La visite officielle du président gabonais Brice Oligui Nguema en France ce 20 juillet 2026 s’annonce comme un moment charnière pour les relations bilatérales. Parmi les principaux sujets à l’ordre du jour figurent le suivi des accords signés à Libreville en novembre 2025 entre les deux pays, ainsi que des discussions stratégiques sur plusieurs dossiers économiques et militaires.
Transformation locale du manganèse : un ultimatum à concilier avec les réalités industrielles
Les autorités gabonaises maintiennent leur exigence : d’ici janvier 2029, tout le manganèse extrait sur le territoire national devra subir une première transformation avant exportation. Cette mesure vise à booster l’industrialisation locale et à maximiser les retombées économiques de l’exploitation minière, assurée par Comilog, filiale du groupe français Eramet.
Bien que Paris affiche son soutien au principe, des négociations sont en cours pour ajuster le calendrier, jugé trop rigide compte tenu des investissements colossaux nécessaires dans les infrastructures et les réseaux énergétiques. « Cet aspect sera au cœur des échanges entre les deux chefs d’État », a précisé un haut responsable gabonais en amont de la rencontre.

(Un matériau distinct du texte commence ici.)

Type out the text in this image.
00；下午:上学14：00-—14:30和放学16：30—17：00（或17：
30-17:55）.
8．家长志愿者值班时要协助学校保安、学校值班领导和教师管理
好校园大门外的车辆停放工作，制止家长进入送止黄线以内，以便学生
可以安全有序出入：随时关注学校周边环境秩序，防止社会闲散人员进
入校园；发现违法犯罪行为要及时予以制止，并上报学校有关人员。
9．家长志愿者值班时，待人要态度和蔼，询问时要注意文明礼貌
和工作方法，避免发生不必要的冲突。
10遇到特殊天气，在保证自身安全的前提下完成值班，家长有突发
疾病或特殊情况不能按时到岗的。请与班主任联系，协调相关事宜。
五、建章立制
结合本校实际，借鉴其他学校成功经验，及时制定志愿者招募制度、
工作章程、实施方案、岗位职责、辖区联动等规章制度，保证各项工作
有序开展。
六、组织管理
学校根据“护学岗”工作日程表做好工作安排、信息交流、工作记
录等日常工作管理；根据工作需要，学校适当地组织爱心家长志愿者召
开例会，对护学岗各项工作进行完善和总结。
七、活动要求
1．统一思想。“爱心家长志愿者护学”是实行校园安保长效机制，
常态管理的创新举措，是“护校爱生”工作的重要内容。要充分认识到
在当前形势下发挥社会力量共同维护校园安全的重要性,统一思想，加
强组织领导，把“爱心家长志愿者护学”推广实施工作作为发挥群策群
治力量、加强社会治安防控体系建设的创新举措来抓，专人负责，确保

Désengagement militaire français et diversification des partenariats
Le Gabon réclame un retrait progressif des forces françaises stationnées sur son sol. Parmi les revendications : la restitution du titre foncier du Camp de Gaulle, ancienne base militaire française, ainsi que son changement de nom. À long terme, la coopération militaire se recentrera sur la formation des troupes locales.
Parallèlement, Libreville renforce ses liens avec d’autres partenaires internationaux, notamment la Chine, la Turquie et l’Inde. Malgré cette diversification, la France reste le principal allié diplomatique du Gabon.
Approvisionnement en eau et dettes : des dossiers sous tension
Un autre point épineux concerne l’accord signé avec Suez pour l’alimentation en eau potable de Libreville. Un an après sa signature, les retards s’accumulent et les 120 milliards de francs CFA promis tardent à se concrétiser. La partie française insiste sur le respect des engagements pris.
Enfin, la dette gabonaise, qui dépasse 70 % du PIB, sera un sujet de fond, même si son traitement n’est pas officiellement inscrit à l’agenda. Les autorités locales ont lancé un audit complet, dont les conclusions sont attendues prochainement. Dans le même temps, des discussions sont en cours avec le FMI pour finaliser un programme d’assistance financière. Cependant, fin juin, des sources internes à l’institution signalaient que certains documents essentiels manquaient encore.
Face à ce contexte, Paris, qui préside actuellement le Club de Paris, encourage une solution négociée avec les créanciers internationaux. La situation financière du Gabon préoccupe toute la sous-région, avec des répercussions potentielles sur la stabilité du franc CFA et les équilibres économiques régionaux.